Can you negotiate while working at Walmart?

This is a long post, but wealth worth the time of anyone who works at Walmart, especially if you’re female. Read the whole thing for the complete backstory, but basically it presents two sides that answer the title question to this post. Here’s one:

Of course, it’s no accident that the woman in this video [See the link] is younger than me, recently graduated from Stanford and got 60K/yr at her last, poorly-negotiated job. So if I, or someone else, were to say to her, “YOU’RE ABSOLUTELY RIGHT. LET’S TELL ALL THE WOMEN WHO WORK AT WAL-MART TO NEGOTIATE BETTER SALARIES, AND MAYBE WAL-MART WILL AGREE TO PAY THEM THE SAME AS MEN,” I’m sure she would be genuinely shocked to ponder that, for the vast majority of women, being fresh out of Stanford and needing to pull better than 60K out of your next round of “recruiter” interviews is not, in fact, the main problem.

Here’s the other from Susan Su (the woman in that video):

Many non-management retail or service jobs technically have non-negotiable wages, but this doesn’t mean people in those jobs can’t advocate for themselves in other ways.

My friend Hillary is a public schoolteacher whose salary is not negotiable, but who didn’t like the way she was being pressured to run her classroom around standardized tests. She advocated for her ideas, successfully negotiated for the diversified curriculum she wanted to teach, and is now starting her own charter school. That last part is an especially inspiring example of what can happen when you decide to take control and ask for what you want, but the point is that it can happen.
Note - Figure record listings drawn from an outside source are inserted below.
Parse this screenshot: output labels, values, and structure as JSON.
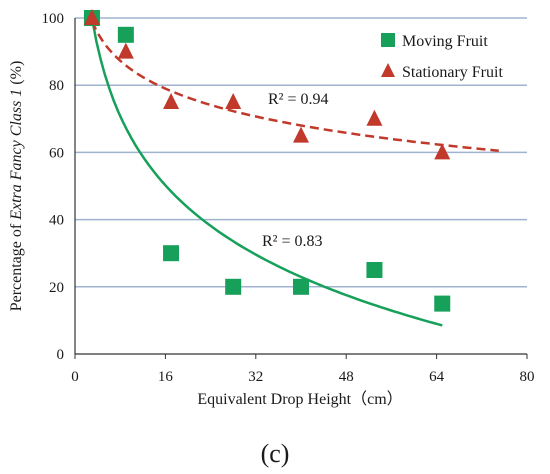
{
  "chart_data": {
    "type": "scatter",
    "xlabel": "Equivalent Drop Height（cm）",
    "ylabel_parts": [
      "Percentage of ",
      "Extra Fancy Class 1",
      " (%)"
    ],
    "xlim": [
      0,
      80
    ],
    "ylim": [
      0,
      100
    ],
    "xticks": [
      0,
      16,
      32,
      48,
      64,
      80
    ],
    "yticks": [
      0,
      20,
      40,
      60,
      80,
      100
    ],
    "grid": "horizontal",
    "legend_position": "top-right",
    "series": [
      {
        "name": "Moving Fruit",
        "marker": "square",
        "color": "#16a05a",
        "x": [
          3,
          9,
          17,
          28,
          40,
          53,
          65
        ],
        "y": [
          100,
          95,
          30,
          20,
          20,
          25,
          15
        ],
        "trendline": {
          "style": "solid",
          "x_start": 3,
          "x_end": 65,
          "y_start": 100,
          "y_end": 8.5,
          "r2_label": "R² = 0.83"
        }
      },
      {
        "name": "Stationary Fruit",
        "marker": "triangle",
        "color": "#c0392b",
        "x": [
          3,
          9,
          17,
          28,
          40,
          53,
          65
        ],
        "y": [
          100,
          90,
          75,
          75,
          65,
          70,
          60
        ],
        "trendline": {
          "style": "dashed",
          "x_start": 3,
          "x_end": 75,
          "y_start": 99,
          "y_end": 60.5,
          "r2_label": "R² = 0.94"
        }
      }
    ],
    "panel_label": "(c)"
  }
}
My friend Jon works at an hourly job through a temp agency where his wage is definitely non-negotiable. However, he was able to successfully negotiate for flex scheduling that has allowed him more concentrated time to work on his freelance business. Again, anyone can say “but I can’t do that! My case is especially bad because I work at Walmart / my boss hates me / XYZ” but I think it’s important to note that these are fundamentally limiting beliefs that we sometimes use as excuses. While they might be comforting in the short term, they do us no good in the long term.

Negotiating doesn’t mean you storm up to your employer and demand more money. Negotiating is not about alienating others, and it’s not about arguing with them either – it’s two parties working together to achieve an outcome that both can be reasonably happy with.

Some employers like Walmart have a long and well-publicized history of discrimination. We all know it’s not legal to fire someone because they asked for a raise or different hours or time off, and this is the reason why ‘Walmart’ and ‘lawsuit’ are such commonly associated words. And yes, even the women who work at Walmart, who are being paid less than their male coworkers in similar positions, should initiate conversations about their wages. If they don’t want to, because they perceive that there’s a risk of retaliation, then that’s one more unfortunate sign of persistent inequality in our society. Women – including Stanford-educated women – reaching positions of power is a great way to start to change this.

Obviously, the more skills ls you have the easier it is for you to negotiate anything because you are harder to replace. Yet even if you work at Walmart, you can prove yourself to be a reliable and valuable addition to the staff and negotiate something.

Whether this will work undoubtedly depends upon your direct superior in the chain of command. If they’re a schmuck, it won’t matter how valuable you are. You’re going to get fired. My fear would be that the folks in Bentonville actively encourage their store managers to be schmucks by putting short-term profit above everything.* After all, how long are they going to be around at a particular store anyways?

* As I understand it, this is precisely the root of all those uncompensated overtimes suits.